Tarde demais: todo o Reino tinha entendido o engano. E, poucas semanas depois, o Supremo Conselho dos Sábios mais Sábios (SCSS) enviou uma carta ao Governador, exprimindo “profunda preocupação”. Dos 690 sábios reunidos, 633 votaram a favor da carta, 39 contra e 18 abstiveram-se porque tinham que ir a fazer xixí.
A carta do SCSS dizia:
O Supremo Conselho dos Sábios mais Sábios manifesta profunda preocupação com as revelações dos meios de comunicação social, segundo as quais o Governador transmitiu ao Conselho informações erróneas sobre as qualificações e a experiência do candidato classificado em segundo lugar pelo comité de selecção europeu, o que conduziu à sua nomeação para o cargo de Real Procurador.
Agora, cabe ao Leitor adivinhar qual o fim desta triste história. Há três opções disponíveis:
- O Governador arrependeu-se e pediu que José abdicasse do cargo e voltasse para casa. A Ministra Francisca demitiu-se voluntariamente por causa da figura triste. A candidata Ana foi nomeada para a Real Procuradoria.
- O Governador e a Ministra Francisca não se arrependeram, mas o SCSS, depois da profunda preocupação, decidiu afastar José do cargo.
- O Governador não fez nada, tal como a Ministra Francisca e o SCSS: José ainda está no cargo e continua a queixar-se.
Qual, segundo o Leitor, o possível desfecho? Já decidiu?
O Leitor escolheu o final nº 1? Isso significa que nada entende de como funciona o mundo: vive numa dimensão de pura fantasia onde o Bem triunfa sempre. Feche-se em casa, não saia, pode ser perigoso.
O Leitor escolheu o final nº 2? Isso significa que tem uma certa noção de que nem tudo está perfeito, que há podridão aqui e aí: mas, mesmo assim, continua a cultivar sonhos infantis nos quais as mais altas instituições têm coragem suficiente para fazer triunfar a Justiça. Pode sair de casa mas com cuidado.

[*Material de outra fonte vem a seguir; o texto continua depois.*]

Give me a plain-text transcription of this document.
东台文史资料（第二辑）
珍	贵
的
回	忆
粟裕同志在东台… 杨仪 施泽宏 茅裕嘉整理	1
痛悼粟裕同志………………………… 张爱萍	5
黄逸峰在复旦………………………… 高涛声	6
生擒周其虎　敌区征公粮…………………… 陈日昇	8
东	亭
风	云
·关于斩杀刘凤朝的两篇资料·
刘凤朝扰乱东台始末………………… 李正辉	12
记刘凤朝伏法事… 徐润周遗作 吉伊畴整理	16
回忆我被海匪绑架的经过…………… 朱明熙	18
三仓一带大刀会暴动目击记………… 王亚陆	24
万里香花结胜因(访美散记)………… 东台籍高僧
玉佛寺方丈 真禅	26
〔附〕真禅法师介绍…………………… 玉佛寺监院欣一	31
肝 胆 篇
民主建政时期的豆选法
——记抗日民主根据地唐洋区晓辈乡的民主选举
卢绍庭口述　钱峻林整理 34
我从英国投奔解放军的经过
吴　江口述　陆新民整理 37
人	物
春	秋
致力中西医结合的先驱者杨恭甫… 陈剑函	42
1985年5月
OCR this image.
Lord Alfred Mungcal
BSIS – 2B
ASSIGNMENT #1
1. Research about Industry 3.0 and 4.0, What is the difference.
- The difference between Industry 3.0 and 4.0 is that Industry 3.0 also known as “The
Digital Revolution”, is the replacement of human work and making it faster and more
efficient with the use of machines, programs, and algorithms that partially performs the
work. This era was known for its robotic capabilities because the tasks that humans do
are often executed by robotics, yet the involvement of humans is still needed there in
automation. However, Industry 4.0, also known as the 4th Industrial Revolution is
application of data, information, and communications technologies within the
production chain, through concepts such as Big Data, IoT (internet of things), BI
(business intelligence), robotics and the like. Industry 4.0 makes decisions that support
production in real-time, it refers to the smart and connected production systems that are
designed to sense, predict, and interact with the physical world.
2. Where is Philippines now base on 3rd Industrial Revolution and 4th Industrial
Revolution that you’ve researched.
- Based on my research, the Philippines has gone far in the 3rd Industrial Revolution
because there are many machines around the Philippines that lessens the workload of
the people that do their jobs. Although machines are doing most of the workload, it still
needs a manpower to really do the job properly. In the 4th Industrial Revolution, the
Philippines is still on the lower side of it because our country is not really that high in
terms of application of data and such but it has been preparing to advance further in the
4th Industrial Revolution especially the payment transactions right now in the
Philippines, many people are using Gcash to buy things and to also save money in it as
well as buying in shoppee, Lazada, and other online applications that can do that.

O Leitor escolheu o final nº 3? Parabéns, acertou: entende como funciona o mundo. Mas é preciso lembrar que foi o Leitor que elegeu tanto o Governador, indirectamente a Francisca a Ministra, directamente os 690 sábios do Supremo Conselho dos Sábios mais Sábios. Pelo que: não se pode queixar.
Ipse dixit.
Boa, gostei. escolhi o 3, como era de se esperar, conforme minha mentalidade.
Será que sou culpada ? Não voto, não elegi ninguém. Mas sou culpada, sim; não fiz o que devia ter feito.
Sou culpado pelos meus actos e só pelos meus actos… a regra existencial em vigor é a do livre-arbítrio.
Aqui pela tugalândia, em nada contribuí para a história relatada (entre outras). Pelo contrário…
Através do voto (vários) e expressão, convencer ou influenciar, as minhas escolhas foram as de oposição.
Acertei, claro está, nessa e em muitas outras histórias das que se sucedem por cá.
E queixo-me, todos os dias, mesmo aos já não me podem ouvir e aos de mentes estéreis ou frias.
Mas confesso-me desolado, pois este “Sancho” está cansado, por ver este meu povo ser o mais conformado.
(as rimas, são para puder ainda sorrir, cá dentro de mim)
Sou mais um dos estúpidos, em resultado das minhas escolhas partidárias, apesar de indirectas.